Firstly, he said “The SHMA does not use Household Representative Rates (HRR) drawn from the 2008-based DCLG household projections or any other official population or household statistics. Instead, for the purposes of the SHMA, HRR were recalibrated using the total number of occupied properties in the Plan area in 2011, drawn from Council Tax records.”
By contrast, when the 2011 household figures drawn from the 2008-based household projections are compared with the 2011 Census figures, the overall discrepancy is significantly lower, albeit with greater divergences in the individual figures for two of the three districts.”
Secondly, he said “The job growth figures underlying CS4 were based on employment forecasts for the three South Worcestershire districts produced by Cambridge Econometrics [CE] in 2009. It appears to have no basis in current trends and it is not reflected in any of the other employment forecasts provided to the examination.”
His third point highlighted a lack of convincing evidence to support the assumed increases in older people’s economic participation rates.
On the matter of the Duty to co-operate with neighbouring Local Authorities, he said “The main area of controversy is whether or not the South Worcestershire Councils’ have co-operated effectively over housing provision with the three north Gloucestershire councils who are producing a Joint Core Strategy, and with Birmingham City Council.
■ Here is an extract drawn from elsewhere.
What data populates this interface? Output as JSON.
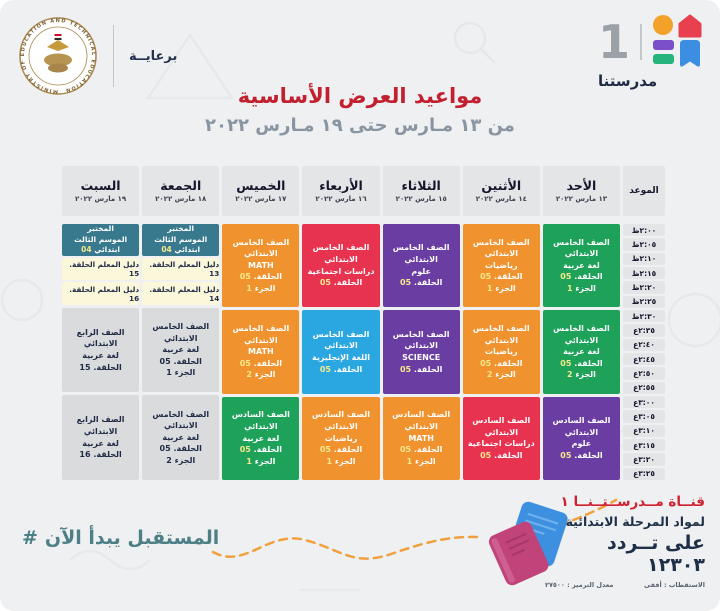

It is argued that the Plan fails to take adequate account of unmet housing need in the JCS area and in Birmingham.
Turning to Birmingham, it may well be, on current evidence, that the City Council [BCC] will face a substantial shortfall of land within its boundaries to meet its arising housing need. The extent of the shortfall, and proposals for how it might be addressed, is currently being considered through a sub-regional Strategic Housing Study.”
The SWCs are not directly involved in the sub-regional Strategic Housing Study and the inspector agreed this appropriate given their distance from Birmingham.
Clews concluded “At this time, therefore, there is no clear evidence that any land in South Worcestershire will be required to meet part of Birmingham’s housing need. It would be contrary to the plan-making objectives of the National Planning Policy Framework [NPPF] to delay the examination of the Plan until any such evidence may have emerged. In that event, the on-going duty to co-operate will require the SWCs to engage with BCC and other authorities over the issue.”